Un livreur passe devant une boutique close à San Francisco, en août 2020. | Justin Sullivan / Getty Images North America / AFP
Un livreur passe devant une boutique close à San Francisco, en août 2020. | Justin Sullivan / Getty Images North America / AFP

L'ère des magasins fantômes

En difficulté, de nombreux commerces se transforment en entrepôts miniatures dédiés à la préparation des commandes en ligne.

À Brooklyn, un magasin Whole Foods un peu spécial a ouvert ses portes le 1er septembre. Ce supermarché de taille réduite n'accueille aucune clientèle, ne compte aucune caisse et les rayons ne comportent aucune étiquette de prix.

Uniquement dédié à la préparation de commandes en ligne, il s'agit d'une sorte d'entrepôt Amazon en plus modeste, et cela n'a rien d'un hasard: l'enseigne Whole Foods a été rachetée par le géant du e-commerce en 2017.

Sauf qu'à l'époque, l'idée était au contraire d'apporter un point de contact physique avec la clientèle, pour humaniser une distribution alimentaire dans laquelle Amazon nourrit de grandes ambitions. Il semblerait aujourd'hui que le modèle online déteigne sur le commerce physique plutôt que l'inverse.

«Retail apocalypse»

Entre-temps, la crise du commerce est passée par là. En 2019, 9.302 magasins ont fermé aux États-Unis, une hausse de 59% par rapport à 2018 et le plus haut niveau depuis 2012.

À l'inverse, les ventes en ligne d'Amazon ont triplé sur un an au deuxième trimestre 2020, à la faveur du Covid-19 et du confinement. Mais l'épidémie n'est pas seule responsable: il s'agit d'une véritable tendance de fond.

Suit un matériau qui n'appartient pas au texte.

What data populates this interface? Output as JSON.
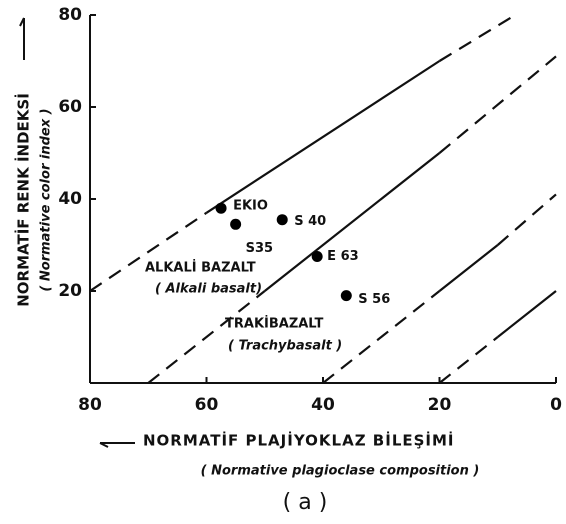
{
  "chart_data": {
    "type": "scatter",
    "y_label": "NORMATİF RENK İNDEKSİ",
    "y_label_en": "( Normative color index )",
    "x_label": "NORMATİF PLAJİYOKLAZ BİLEŞİMİ",
    "x_label_en": "( Normative plagioclase composition )",
    "caption": "( a )",
    "regions": [
      "ALKALİ BAZALT",
      "( Alkali basalt)",
      "TRAKİBAZALT",
      "( Trachybasalt )"
    ],
    "x": [
      57.5,
      55,
      47,
      41,
      36
    ],
    "values": [
      38,
      34.5,
      35.5,
      27.5,
      19
    ],
    "point_labels": [
      "EKIO",
      "S35",
      "S 40",
      "E 63",
      "S 56"
    ],
    "color": "#000000",
    "xlim": [
      80,
      0
    ],
    "ylim": [
      0,
      80
    ],
    "xticks": [
      80,
      60,
      40,
      20,
      0
    ],
    "yticks": [
      20,
      40,
      60,
      80
    ],
    "boundaries": [
      {
        "style": "dashed",
        "x": [
          80,
          60
        ],
        "y": [
          20,
          37
        ]
      },
      {
        "style": "solid",
        "x": [
          60,
          20
        ],
        "y": [
          37,
          70
        ]
      },
      {
        "style": "dashed",
        "x": [
          20,
          7
        ],
        "y": [
          70,
          80
        ]
      },
      {
        "style": "dashed",
        "x": [
          70,
          50
        ],
        "y": [
          0,
          20
        ]
      },
      {
        "style": "solid",
        "x": [
          50,
          20
        ],
        "y": [
          20,
          50
        ]
      },
      {
        "style": "dashed",
        "x": [
          20,
          0
        ],
        "y": [
          50,
          71
        ]
      },
      {
        "style": "dashed",
        "x": [
          40,
          20
        ],
        "y": [
          0,
          20
        ]
      },
      {
        "style": "solid",
        "x": [
          20,
          10
        ],
        "y": [
          20,
          30
        ]
      },
      {
        "style": "dashed",
        "x": [
          10,
          0
        ],
        "y": [
          30,
          41
        ]
      },
      {
        "style": "dashed",
        "x": [
          20,
          10
        ],
        "y": [
          0,
          10
        ]
      },
      {
        "style": "solid",
        "x": [
          10,
          0
        ],
        "y": [
          10,
          20
        ]
      }
    ]
  }
}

Ces nouveaux «commerces fantômes», comme les surnomme la revue Forbes et faisant écho aux restaurants fantômes nés avec le développement des apps de livraison, sont destinés à se multiplier comme des petits pains.

Des supermarchés Kroger et Giant ont eux aussi suivi cette tendance, transformant leurs magasins en entrepôts miniatures. Le vendeur d'accessoires Bed, Bath & Beyond a quant à lui prévu de convertir un quart de ses sites. Pratiques et situés dans les zones densément peuplées, ces magasins permettent aux chaînes de livrer leurs client·es plus rapidement et plus efficacement.

«Toutes les chaînes du monde vont s'y mettre», indique à Fast Company Ken Morris, directeur associé de Cambridge Retail Advisors. Cette approche pourrait aussi constituer une bouée de sauvetage pour les magasins en difficulté, estime-t-il. L'un des ses clients, qui projetait de fermer quelques-unes de ses épiceries peu performantes, envisage à présent de les convertir en microcentres de traitement des commandes.

La transition devrait cependant être progressive, avec des modèles à mi-chemin entre la vente physique et la vente en ligne. La plupart des magasins en France incluent déjà un drive ou un système de click and collect, où le client peut récupérer ses produits achetés en ligne et parcourir les rayons au cas où il aurait oublié quelque chose.

L'autre tendance émergente est la robotisation: nous pourrions bientôt partager les allées des magasins avec des petits robots chargés de saisir les produits commandés sur internet. Fantôme ou pas, le supermarché de demain est inévitablement condamné à se vider de l'espèce humaine.